Mortemer Abbey (L'Abbaye de Mortemer, /fr/) is a former Cistercian monastery in the Forest of Lyons between the present Lyons-la-Forêt and Lisors, some 34 km southeast of Rouen in the department of Eure. It is located on the territory of the commune of Lisors.

==History==
It was originally built in 1134 on land presented as a gift to the Cistercians by Henry I of England. The stagnant water of the drainage lake, dug out by the monks to dry up the marshy land around the quick-running Fouillebroc stream, was called the "dead pond" - in French "morte mare" - and gave the monastery its name. The monks constructed what was then one of the largest Cistercian monastery in the world.

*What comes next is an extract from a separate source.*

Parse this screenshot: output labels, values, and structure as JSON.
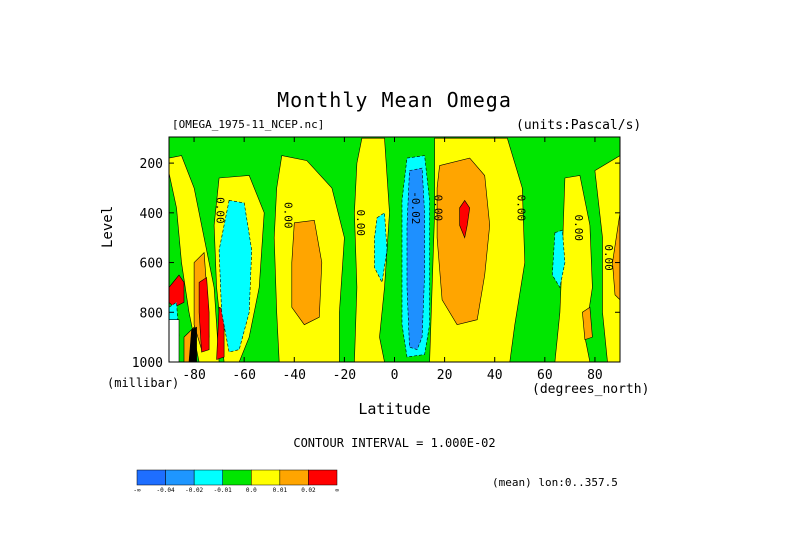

Over the centuries, the abbey fell into decline and disrepair. It was rebuilt in the 17th century, but the decline was irreversible and by 1790, when it was dissolved in the course of the French Revolution, only five monks remained.

==Buildings==

The 12th-century buildings were already more or less derelict by the time of the French Revolution, and subsequent use as a convenient source of cut stone for local construction reduced them to little more than a ruin. Apart from the cloisters, which are relatively intact, there remains only a shell.

The 17th-century buildings by contrast are well preserved and open to visitors, with guided tours available most of the year.

The abbey site also has a well-maintained 17th-century dovecote, which was also used as a gaol house in the 18th and 19th centuries.

==Legends==
There are a number of legends and ghost stories relating to the abbey. Matilda of England was forced by her father Henry I to stay in a room in the abbey for 5 years. After her death in Rouen, she is said to have come back to haunt the place. Her ghost is known as The White Lady. Visitors to the abbey have reported hearing strange noises and feeling a strange presence.

Four monks were murdered during the French Revolution and their ghosts are also said to haunt the abbey. If you meet a cat in the ruins, it is alleged to be a Goblin cat (eul cat goublin), guarding the treasure of the abbey. There are a number of other legends, giving the abbey the nickname of as most haunted abbey in France.